"L'emploi est l'un des domaines dans lesquels des progrès considérables ont été réalisés dans un certain nombre de pays"
Alexander Wolffhardt – Analyste des politiques d’intégration pour le Migration Policy Group (MPG) et coordinateur du Mécanisme national d’évaluation de l’intégration (NIEM)À l’occasion de la publication, en juillet 2020, du premier rapport comparatif de NIEM, le coordinateur du projet pour le Migration Policy Group, Alexander Wolffhardt, revient avec nous sur la genèse du projet et ses principaux enseignements.
D’où vient l’idée du projet NIEM et pourquoi ces 14 pays ont-ils été choisis pour l’étude ?
Le projet NIEM – pour Mécanisme National d’Évaluation de l’Intégration – est issu d’un projet pilote financé par le Haut-Commissariat des Nations unies pour les réfugiés dans quatre pays d’Europe centrale et orientale, qui s’est achevé en 2014. Ce projet pilote et le [projet] NIEM d’aujourd’hui ont été motivés par le désir de créer un instrument spécifique aux réfugiés pour évaluer, de manière fiable et comparative, la qualité des politiques d’intégration. Pour ce faire, les pays sont comparés selon une approche globale de l’intégration, conformément au droit européen et international, à l’aide d’un ensemble d’indicateurs qui mesurent leurs efforts.
Outre l’index MIPEX, qui concerne l’intégration des ressortissants de pays tiers en général et qui existe depuis longtemps, NIEM est un outil qui prend en compte les besoins spécifiques et la situation de résidence des bénéficiaires d’une protection internationale. Le projet pilote se retrouve toujours dans le partenariat NIEM, auquel participent huit pays de la région d’Europe centrale et orientale et du sud-est. Mais globalement, les 14 pays du projet NIEM sont sélectionnés pour représenter l’ensemble des pays de l’UE, en regroupant les pays d’arrivée d’Europe du Sud comme la Grèce, l’Italie et l’Espagne, ainsi que des pays ayant une longue tradition de protection comme la France, les Pays-Bas et la Suède. Ce que nous apprend l’échantillon du projet en dit donc long sur l’état de l’intégration des réfugiés dans l’UE de manière générale.

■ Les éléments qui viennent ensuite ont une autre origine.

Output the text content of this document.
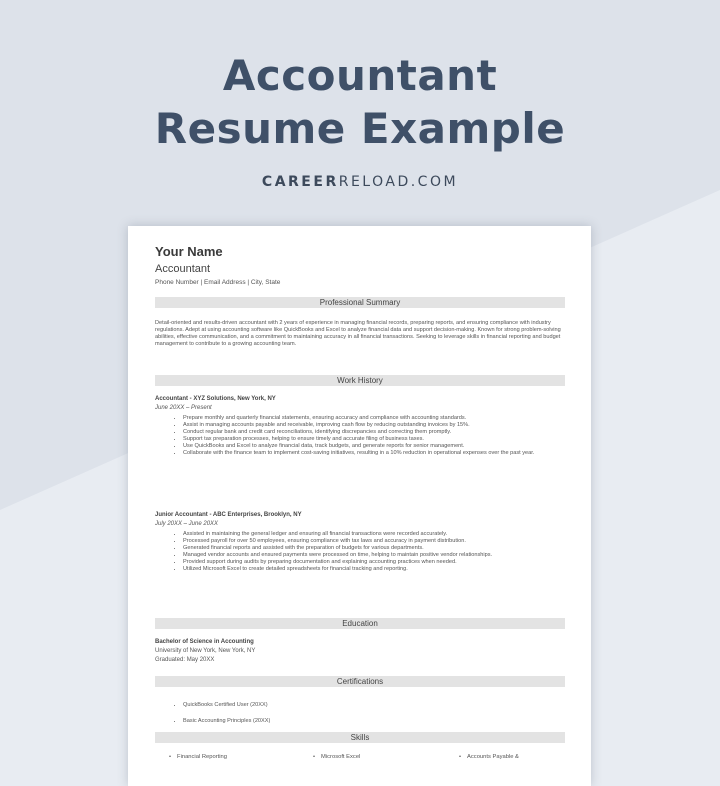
Accountant
Resume Example
CAREERRELOAD.COM
Your Name
Accountant
Phone Number | Email Address | City, State
Professional Summary
Detail-oriented and results-driven accountant with 2 years of experience in managing financial records, preparing reports, and ensuring compliance with industry regulations. Adept at using accounting software like QuickBooks and Excel to analyze financial data and support decision-making. Known for strong problem-solving abilities, effective communication, and a commitment to maintaining accuracy in all financial transactions. Seeking to leverage skills in financial reporting and budget management to contribute to a growing accounting team.
Work History
Accountant - XYZ Solutions, New York, NY
June 20XX – Present
• Prepare monthly and quarterly financial statements, ensuring accuracy and compliance with accounting standards.
• Assist in managing accounts payable and receivable, improving cash flow by reducing outstanding invoices by 15%.
• Conduct regular bank and credit card reconciliations, identifying discrepancies and correcting them promptly.
• Support tax preparation processes, helping to ensure timely and accurate filing of business taxes.
• Use QuickBooks and Excel to analyze financial data, track budgets, and generate reports for senior management.
• Collaborate with the finance team to implement cost-saving initiatives, resulting in a 10% reduction in operational expenses over the past year.
Junior Accountant - ABC Enterprises, Brooklyn, NY
July 20XX – June 20XX
• Assisted in maintaining the general ledger and ensuring all financial transactions were recorded accurately.
• Processed payroll for over 50 employees, ensuring compliance with tax laws and accuracy in payment distribution.
• Generated financial reports and assisted with the preparation of budgets for various departments.
• Managed vendor accounts and ensured payments were processed on time, helping to maintain positive vendor relationships.
• Provided support during audits by preparing documentation and explaining accounting practices when needed.
• Utilized Microsoft Excel to create detailed spreadsheets for financial tracking and reporting.
Education
Bachelor of Science in Accounting
University of New York, New York, NY
Graduated: May 20XX
Certifications
• QuickBooks Certified User (20XX)
• Basic Accounting Principles (20XX)
Skills
• Financial Reporting	• Microsoft Excel	• Accounts Payable &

Le premier rapport d’évaluation du projet basé sur l’année 2019 vient d’être publié. Quelles sont les dimensions de l’intégration qui posent davantage problème dans les États membres de l’UE étudiés ?
Au total, nous comparons douze dimensions de l’intégration, tels que les aspects juridiques, le logement, l’emploi et l’éducation. On se penche aussi sur la question de savoir si les gouvernements possèdent une stratégie d’intégration globale, ou dans quelle mesure ils favorisent l’implication de la société d’accueil.
L’étude menée dans tous les pays du projet porte sur des indicateurs liés aux cadres juridiques, politiques et de coordination en place. En ce qui concerne les différents domaines politiques, le logement, l’emploi et la formation professionnelle sont les dimensions où, en moyenne, les conditions [pour les bénéficiaires d’une protection internationale] sont les moins avantageuses.
Même en ce qui concerne l’apprentissage des langues, qui domine si souvent le débat sur l’intégration, les efforts des pays sont souvent assez faibles. Par exemple, dans le nouveau rapport, nous nous sommes également penchés sur les dispositions relatives aux demandeurs d’asile et, pour eux, seule la moitié des pays prévoient des cours qui permettraient d’acquérir cette compétence des plus fondamentales.
Une faiblesse générale, dans tous les pays, concerne la coopération des gouvernements avec divers acteurs, tels que les ONG et les gouvernements locaux et régionaux. Les indicateurs de NIEM mesurant cette coordination montrent généralement des résultats bien plus mauvais que ceux relatifs aux dispositions juridiques et politiques.
Dans quelle dimension de l’intégration y a-t-il eu les développements les plus positifs ? Pouvez-vous nous donner un exemple de bonne pratique particulièrement intéressant ?
Dans le nouveau rapport, nous analysons les développements qui ont eu lieu depuis 2017. L’emploi est l’un des domaines dans lesquels des progrès considérables ont été réalisés dans un certain nombre de pays. Dans les deux pays baltes concernés [par l’étude], par exemple, il existe désormais des conseils adaptés, une sensibilisation des employeurs au niveau local, ainsi que l’accès à des formations subventionnées sur le lieu de travail en Lettonie. De même, en Lituanie, un plan d’action global prévoit notamment des informations pour les employeurs, des formations sur la création d’entreprise et un suivi régulier des politiques mises en œuvre. La France obtient également de bons résultats dans ce domaine, avec son Plan d’investissement dans les compétences (PIC) et la Stratégie nationale pour l’intégration des réfugiés.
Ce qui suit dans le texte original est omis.